Die Ausstellung leistet also nicht nur eine retrospektive Werkschau des Malers, sondern sie vernetzt die Kunstvorstellung von Gabriel von Max mit dessen enzyklopädischen Interessen – dem Betrachter eröffnen sich Einblicke in die Kunst- und in die Wissenschaftsgeschichte gleichermaßen. Da ist freilich zu wünschen, dass sich auch die Besucherinteressen mischen. Denn zum einen ist die anthropologische Abteilung der Max’schen Sammlung keine dilettantische Spintisiererei; immerhin spielt sie in der Ausstellung »Schädelkult – Kopf und Schädel in der Kulturgeschichte des Menschen«, die die Reiss-Engelhorn-Museen Mannheim ab Herbst 2011 zeigen wird, eine Rolle. Mannheim ist im übrigen auch Kooperationspartner der Max-Schau. Zum anderen hat es der einstige »Malerstar« verdient, dass man sein künstlerisches Oeuvre im größeren Zusammenhang wahrnimmt. Denn es wird oft übersehen, dass auch die Kunst eine Position zur Entwicklungsgeschichte des Menschen beziehen kann, um so mehr, wenn die Sammeltätigkeit eines Malers derart obsessiv betrieben wird (die Sammlung umfasst 60 000 Exponate!). Kurios ist die Tatsache, dass Gabriel von Max, der zurückgezogen vom – menschlichen – Trubel lebte und eine Affenherde zur persönlichen Unterhaltung, als Modelle und als Studienobjekte hielt. Tritt hier der kulturpessimistischer Darwin-Anhänger zum Vorschein, so wird man in der außergewöhnlichen Lebensform auch den Hang des Künstlers zum Spiritismus erahnen, wobei Max da eher auf den Pfaden barocker Polyhistoren wie Athanasius Kirchner wandelt, wenn auch durch die Wissenschaftsgläubigkeit des 19. Jahrhunderts gefiltert.

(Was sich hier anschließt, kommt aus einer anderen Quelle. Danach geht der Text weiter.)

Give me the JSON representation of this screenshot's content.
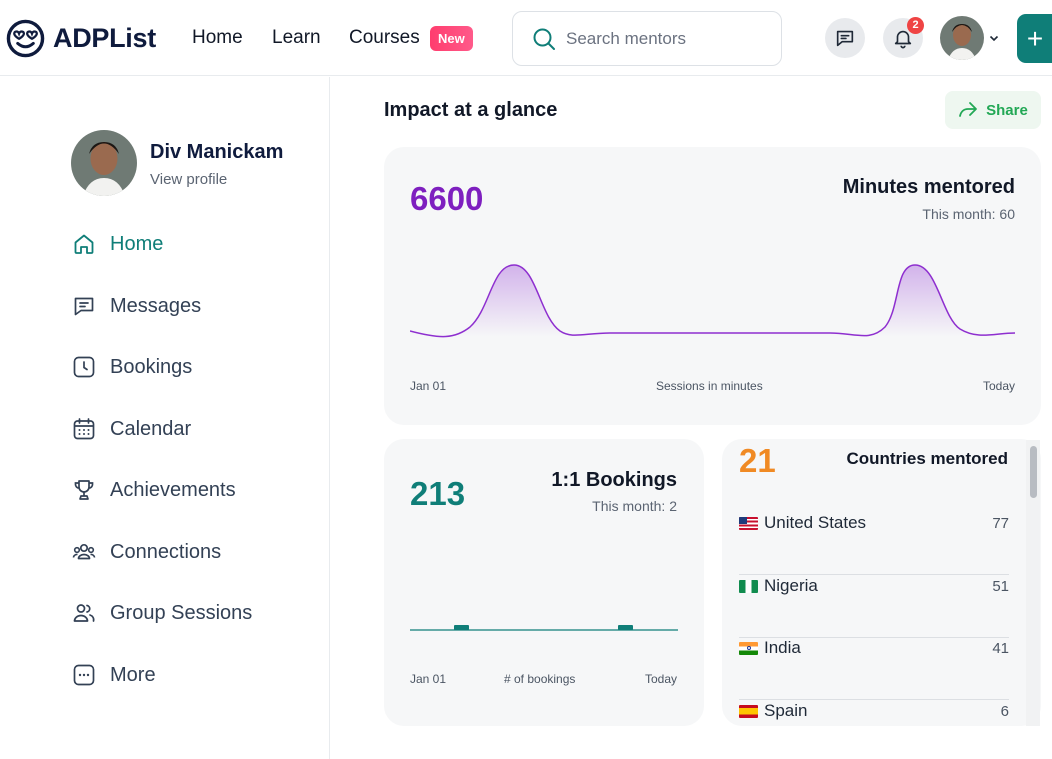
{
  "app": {
    "brand": "ADPList",
    "nav": {
      "home": "Home",
      "learn": "Learn",
      "courses": "Courses",
      "new_badge": "New"
    },
    "search": {
      "placeholder": "Search mentors"
    },
    "notifications_count": "2",
    "plus_label": "+"
  },
  "sidebar": {
    "profile": {
      "name": "Div Manickam",
      "link": "View profile"
    },
    "items": [
      {
        "label": "Home",
        "icon": "home-icon",
        "active": true
      },
      {
        "label": "Messages",
        "icon": "message-icon"
      },
      {
        "label": "Bookings",
        "icon": "clock-icon"
      },
      {
        "label": "Calendar",
        "icon": "calendar-icon"
      },
      {
        "label": "Achievements",
        "icon": "trophy-icon"
      },
      {
        "label": "Connections",
        "icon": "connections-icon"
      },
      {
        "label": "Group Sessions",
        "icon": "group-icon"
      },
      {
        "label": "More",
        "icon": "more-icon"
      }
    ]
  },
  "main": {
    "title": "Impact at a glance",
    "share_label": "Share",
    "minutes": {
      "value": "6600",
      "title": "Minutes mentored",
      "subtitle": "This month: 60",
      "axis_start": "Jan 01",
      "axis_mid": "Sessions in minutes",
      "axis_end": "Today"
    },
    "bookings": {
      "value": "213",
      "title": "1:1 Bookings",
      "subtitle": "This month: 2",
      "axis_start": "Jan 01",
      "axis_mid": "# of bookings",
      "axis_end": "Today"
    },
    "countries": {
      "value": "21",
      "title": "Countries mentored",
      "rows": [
        {
          "name": "United States",
          "count": "77",
          "flag": "us-flag"
        },
        {
          "name": "Nigeria",
          "count": "51",
          "flag": "ng-flag"
        },
        {
          "name": "India",
          "count": "41",
          "flag": "in-flag"
        },
        {
          "name": "Spain",
          "count": "6",
          "flag": "es-flag"
        }
      ]
    }
  },
  "colors": {
    "accent": "#0f7e78",
    "minutes": "#7e1fbf",
    "bookings": "#0f7e78",
    "countries": "#f08a24",
    "new_badge": "#ff3d6e",
    "share": "#22a855"
  }
}
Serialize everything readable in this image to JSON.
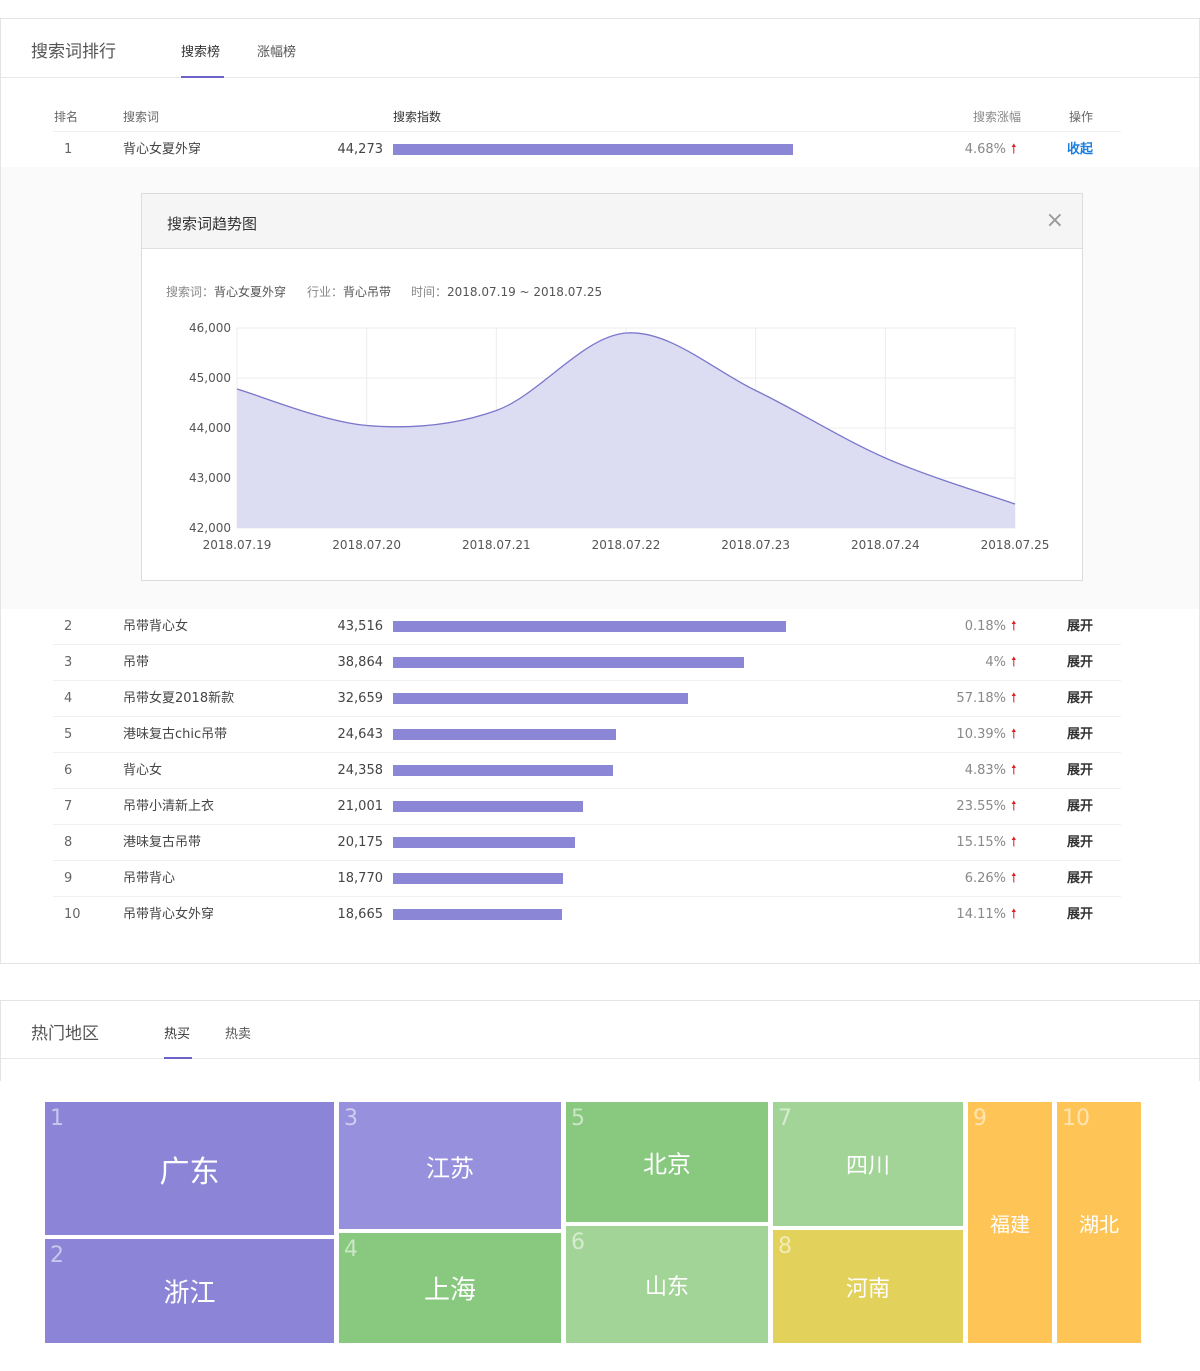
{
  "search_panel": {
    "title": "搜索词排行",
    "tabs": [
      {
        "label": "搜索榜"
      },
      {
        "label": "涨幅榜"
      }
    ],
    "headers": {
      "rank": "排名",
      "keyword": "搜索词",
      "index": "搜索指数",
      "growth": "搜索涨幅",
      "action": "操作"
    },
    "rows": [
      {
        "rank": "1",
        "keyword": "背心女夏外穿",
        "value": "44,273",
        "bar": 44273,
        "growth": "4.68%",
        "action": "收起"
      },
      {
        "rank": "2",
        "keyword": "吊带背心女",
        "value": "43,516",
        "bar": 43516,
        "growth": "0.18%",
        "action": "展开"
      },
      {
        "rank": "3",
        "keyword": "吊带",
        "value": "38,864",
        "bar": 38864,
        "growth": "4%",
        "action": "展开"
      },
      {
        "rank": "4",
        "keyword": "吊带女夏2018新款",
        "value": "32,659",
        "bar": 32659,
        "growth": "57.18%",
        "action": "展开"
      },
      {
        "rank": "5",
        "keyword": "港味复古chic吊带",
        "value": "24,643",
        "bar": 24643,
        "growth": "10.39%",
        "action": "展开"
      },
      {
        "rank": "6",
        "keyword": "背心女",
        "value": "24,358",
        "bar": 24358,
        "growth": "4.83%",
        "action": "展开"
      },
      {
        "rank": "7",
        "keyword": "吊带小清新上衣",
        "value": "21,001",
        "bar": 21001,
        "growth": "23.55%",
        "action": "展开"
      },
      {
        "rank": "8",
        "keyword": "港味复古吊带",
        "value": "20,175",
        "bar": 20175,
        "growth": "15.15%",
        "action": "展开"
      },
      {
        "rank": "9",
        "keyword": "吊带背心",
        "value": "18,770",
        "bar": 18770,
        "growth": "6.26%",
        "action": "展开"
      },
      {
        "rank": "10",
        "keyword": "吊带背心女外穿",
        "value": "18,665",
        "bar": 18665,
        "growth": "14.11%",
        "action": "展开"
      }
    ],
    "bar_max": 44273,
    "up_arrow": "🠕",
    "accent": "#8b87d6"
  },
  "trend_modal": {
    "title": "搜索词趋势图",
    "close": "×",
    "meta": {
      "keyword_label": "搜索词：",
      "keyword": "背心女夏外穿",
      "industry_label": "行业：",
      "industry": "背心吊带",
      "time_label": "时间：",
      "time": "2018.07.19 ~ 2018.07.25"
    }
  },
  "chart_data": {
    "type": "area",
    "title": "",
    "xlabel": "",
    "ylabel": "",
    "x": [
      "2018.07.19",
      "2018.07.20",
      "2018.07.21",
      "2018.07.22",
      "2018.07.23",
      "2018.07.24",
      "2018.07.25"
    ],
    "yticks": [
      "42,000",
      "43,000",
      "44,000",
      "45,000",
      "46,000"
    ],
    "ylim": [
      42000,
      46000
    ],
    "series": [
      {
        "values": [
          44780,
          44050,
          44350,
          45900,
          44750,
          43400,
          42480
        ]
      }
    ],
    "grid": true,
    "line_color": "#7b77cc",
    "fill_color": "#dcdcf2"
  },
  "region_panel": {
    "title": "热门地区",
    "tabs": [
      {
        "label": "热买"
      },
      {
        "label": "热卖"
      }
    ],
    "tiles": [
      {
        "num": "1",
        "name": "广东",
        "color": "#8b84d7"
      },
      {
        "num": "2",
        "name": "浙江",
        "color": "#8b84d7"
      },
      {
        "num": "3",
        "name": "江苏",
        "color": "#9690dd"
      },
      {
        "num": "4",
        "name": "上海",
        "color": "#88c97f"
      },
      {
        "num": "5",
        "name": "北京",
        "color": "#88c97f"
      },
      {
        "num": "6",
        "name": "山东",
        "color": "#a2d497"
      },
      {
        "num": "7",
        "name": "四川",
        "color": "#a2d497"
      },
      {
        "num": "8",
        "name": "河南",
        "color": "#e2d25c"
      },
      {
        "num": "9",
        "name": "福建",
        "color": "#fec455"
      },
      {
        "num": "10",
        "name": "湖北",
        "color": "#fec455"
      }
    ]
  }
}
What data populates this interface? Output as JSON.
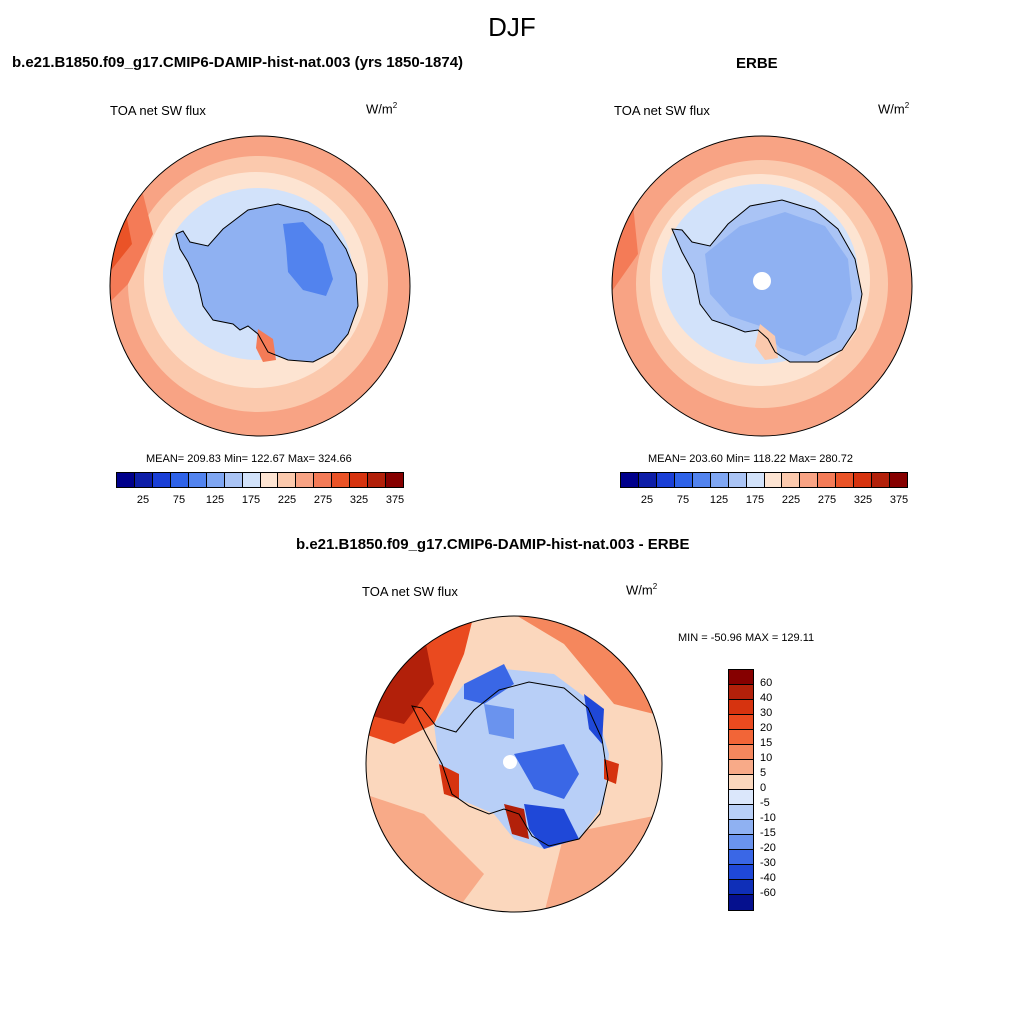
{
  "title": "DJF",
  "panels": [
    {
      "title": "b.e21.B1850.f09_g17.CMIP6-DAMIP-hist-nat.003 (yrs 1850-1874)",
      "variable": "TOA net SW flux",
      "units_base": "W/m",
      "units_exp": "2",
      "stats": "MEAN= 209.83  Min= 122.67  Max= 324.66"
    },
    {
      "title": "ERBE",
      "variable": "TOA net SW flux",
      "units_base": "W/m",
      "units_exp": "2",
      "stats": "MEAN= 203.60  Min= 118.22  Max= 280.72"
    },
    {
      "title": "b.e21.B1850.f09_g17.CMIP6-DAMIP-hist-nat.003 - ERBE",
      "variable": "TOA net SW flux",
      "units_base": "W/m",
      "units_exp": "2",
      "stats": "MIN = -50.96 MAX = 129.11"
    }
  ],
  "colorbar_abs": {
    "colors": [
      "#00008b",
      "#0d1ea8",
      "#1a3fd6",
      "#2e62e8",
      "#5283ee",
      "#7fa6f2",
      "#aac4f5",
      "#d2e2fa",
      "#fde4d2",
      "#fbc9ad",
      "#f8a384",
      "#f47b57",
      "#ea5327",
      "#d6330f",
      "#b2200a",
      "#860000"
    ],
    "tick_labels": [
      "25",
      "75",
      "125",
      "175",
      "225",
      "275",
      "325",
      "375"
    ]
  },
  "colorbar_diff": {
    "colors": [
      "#860000",
      "#b2200a",
      "#d6330f",
      "#ea4a1f",
      "#f26537",
      "#f5875d",
      "#f8aa88",
      "#fbd7bd",
      "#dbe7fb",
      "#b8cff7",
      "#8fb1f2",
      "#6a93ee",
      "#3a67e6",
      "#1f48d8",
      "#0f2fb8",
      "#05108e"
    ],
    "labels": [
      "60",
      "40",
      "30",
      "20",
      "15",
      "10",
      "5",
      "0",
      "-5",
      "-10",
      "-15",
      "-20",
      "-30",
      "-40",
      "-60"
    ]
  }
}
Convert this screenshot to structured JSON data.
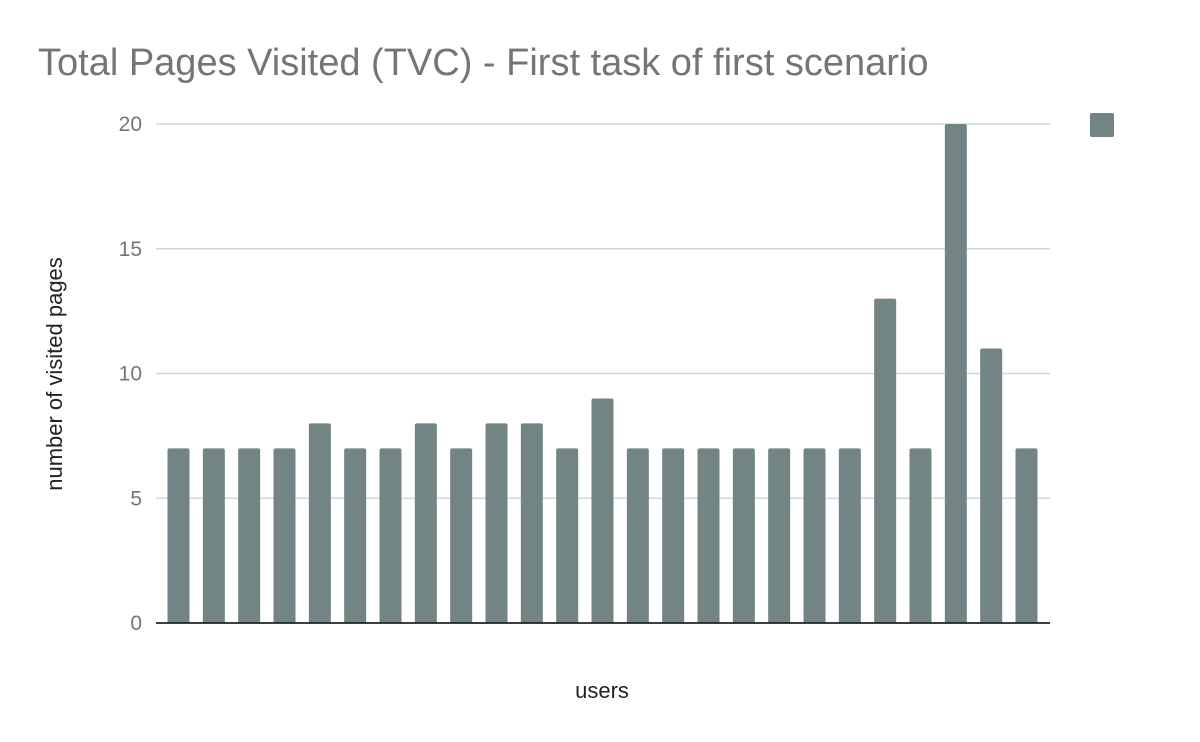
{
  "chart_data": {
    "type": "bar",
    "title": "Total Pages Visited (TVC) - First task of first scenario",
    "xlabel": "users",
    "ylabel": "number of visited pages",
    "ylim": [
      0,
      20
    ],
    "yticks": [
      "0",
      "5",
      "10",
      "15",
      "20"
    ],
    "grid": true,
    "legend": "top-right",
    "bar_color": "#728484",
    "values": [
      7,
      7,
      7,
      7,
      8,
      7,
      7,
      8,
      7,
      8,
      8,
      7,
      9,
      7,
      7,
      7,
      7,
      7,
      7,
      7,
      13,
      7,
      20,
      11,
      7
    ]
  }
}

Erfreulicherweise ist die Kunst nicht frei von ironischen Distanzierungen: So malte sich Max selbst madonnengleich mit einem Äffchen im Arm – die Ikonographie war ihm sehr wohl vertraut, und er ließ seine Affen auf der Leinwand auch nicht ohne Grund als Kunstrichter auftreten. Selbst wenn er wirklich aus dem Fundus der Heiligenlegenden schöpfte, so hinterlegte er den Gesichtern eine wohltuend menschliche Wärme, nur selten grenzt die Malerei an Kitsch. Außerdem verraten etliche Karikaturen, dass von Max nicht nur ein guter Techniker war, sondern auch eher kritisch-ironisch auf die Welt sah. Parallel dazu nahm er die Seancen, an denen er teilnahm, wohl nicht allzu ernst. Bei so viel universellem Weitblick wundert es nicht, dass sich Gabriel von Max auch mit Johann Wolfgang Goethe befasste, dem ja auch weder Kunst, Wissenschaft noch Spiritualität fremd waren: Zeugnis dieser Beschäftigung sind die Illustrationen zu dessen »Faust«. Sie gehören zum Besten, was die Zunft dazu zu bieten hat.